Aspirine pense que l’extinction de l’espèce humaine est inéluctable. À l’aube de se retrouver confinée avec sa sœur, la vampire de 300 ans passe ses derniers instants de tranquillité avec Yidgor. Contraintes de vivre sous le même toit, Aspirine et Josacine viennent bientôt en aide aux monstres isolés, après un échange avec Ionas. Celui-ci est en effet le proche collaborateur de Rebecka Broke, réputée pour être la seule à pouvoir soigner les créatures surnaturelles.
La réalité rejoint une nouvelle fois la fiction dans ce troisième volet des aventures d’Aspirine, la vampire adolescente imaginée par Joann Sfar. De fait, les protagonistes se voient confinés malgré eux, en raison de l’épidémie de Coronavirus. Le Covid-19 est donc au cœur de cet album, le quotidien des monstres étant bouleversé par le virus. Aspirine et Josacine vont se retrouver mêlées aux recherches menées pour trouver un vaccin. Une fois de plus, l’univers de Sfar pioche dans de nombreux panthéons, depuis Lovecraft (incarné ici par le personnage de Providence et ses sbires) jusqu’aux monstres plus classiques (vampires, garous et autres créatures monstrueuses).
L’auteur s’amuse à imaginer une communauté des monstres à la fois intégrée et parallèle au monde des humains. Ainsi, vampires, garous et leurs semblables disposent leur propre réseau social (Monster Tinder, qui donne son nom à l’album), sous-louent leurs appartements via Airbnb et apprécient une séance de cinéma. La situation sanitaire suscite de nombreuses questions quant à l’impact du coronavirus sur leur existence.
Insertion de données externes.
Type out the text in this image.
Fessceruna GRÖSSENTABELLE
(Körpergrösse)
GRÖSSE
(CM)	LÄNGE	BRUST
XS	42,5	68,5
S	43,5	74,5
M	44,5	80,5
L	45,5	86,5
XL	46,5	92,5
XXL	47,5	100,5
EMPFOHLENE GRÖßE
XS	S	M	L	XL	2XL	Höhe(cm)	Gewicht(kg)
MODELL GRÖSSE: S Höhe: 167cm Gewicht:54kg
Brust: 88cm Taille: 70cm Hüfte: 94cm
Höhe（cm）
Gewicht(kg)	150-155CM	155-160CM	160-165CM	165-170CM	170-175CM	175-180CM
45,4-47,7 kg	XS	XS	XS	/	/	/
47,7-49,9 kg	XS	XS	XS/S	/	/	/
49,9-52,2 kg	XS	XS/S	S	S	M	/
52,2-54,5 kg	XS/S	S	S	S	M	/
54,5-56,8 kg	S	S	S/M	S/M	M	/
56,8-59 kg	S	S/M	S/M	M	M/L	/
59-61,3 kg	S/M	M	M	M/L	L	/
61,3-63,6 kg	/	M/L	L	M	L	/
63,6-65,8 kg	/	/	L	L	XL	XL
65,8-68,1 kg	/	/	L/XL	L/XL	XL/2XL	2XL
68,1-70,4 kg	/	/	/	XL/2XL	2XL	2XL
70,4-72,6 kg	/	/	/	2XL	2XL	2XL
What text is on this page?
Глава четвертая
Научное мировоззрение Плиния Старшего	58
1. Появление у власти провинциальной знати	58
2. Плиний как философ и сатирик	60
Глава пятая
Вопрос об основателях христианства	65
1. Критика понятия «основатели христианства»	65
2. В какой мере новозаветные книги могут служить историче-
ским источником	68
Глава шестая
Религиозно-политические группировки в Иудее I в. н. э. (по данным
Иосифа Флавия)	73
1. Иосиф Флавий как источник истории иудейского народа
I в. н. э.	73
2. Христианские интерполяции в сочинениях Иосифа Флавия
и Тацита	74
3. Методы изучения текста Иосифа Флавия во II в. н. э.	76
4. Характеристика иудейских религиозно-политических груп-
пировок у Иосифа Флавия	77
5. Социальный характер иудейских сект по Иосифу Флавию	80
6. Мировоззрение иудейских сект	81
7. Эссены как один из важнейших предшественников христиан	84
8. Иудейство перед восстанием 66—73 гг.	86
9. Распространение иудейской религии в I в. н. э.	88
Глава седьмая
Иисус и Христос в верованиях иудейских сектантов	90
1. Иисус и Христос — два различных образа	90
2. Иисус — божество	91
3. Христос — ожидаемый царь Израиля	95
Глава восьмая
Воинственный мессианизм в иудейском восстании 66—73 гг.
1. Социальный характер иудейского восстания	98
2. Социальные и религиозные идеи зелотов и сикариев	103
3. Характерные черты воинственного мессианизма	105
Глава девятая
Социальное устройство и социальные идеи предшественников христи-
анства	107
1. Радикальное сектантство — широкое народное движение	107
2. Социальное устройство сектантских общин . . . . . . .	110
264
Un vampire peut-il attraper la maladie ? Comment continuer de vivre en tant que monstre (et dans certains cas, se nourrir), quand tous les humains se terrent chez eux ? L’auteur joue des effets de miroir entre les deux sociétés… et le lecteur en vient à s’interroger sur ce qui le différencie en fin de compte des créatures surnaturelles.
Dès la première planche, le dessinateur-scénariste déploie des ponts entre le réel et la fiction. Aspirine explique à Yidgor qu’elle est allée visiter l’exposition sur les vampires de la cinémathèque. Ce faisant, elle s’amuse qu’on fasse passer Klaus Kinski pour un acteur maquillé, suggérant par là qu’il était lui-même un vampire. De même, elle fait allusion à la revue Midi-Minuit. L’histoire, quant à elle, montrera que les vampires ne sont pas immunisés contre le Coronavirus. Et qu’à minima, leur immortalité en fait des sujets de choix pour les expérimentations médicales. Enfin, il y a cette idée que certains des traitements peuvent être létaux aux vampires : un choc pour Aspirine qui voit un vampire agoniser sous ses yeux.
Ce troisième opus d’Aspirine est en phase avec la réalité, le récit se déroulant sur fond d’épidémie de Covid-19. Une manière pour l’auteur de mettre ses protagonistes face à ce qui secoue le monde des humains, au sein duquel ils évoluent.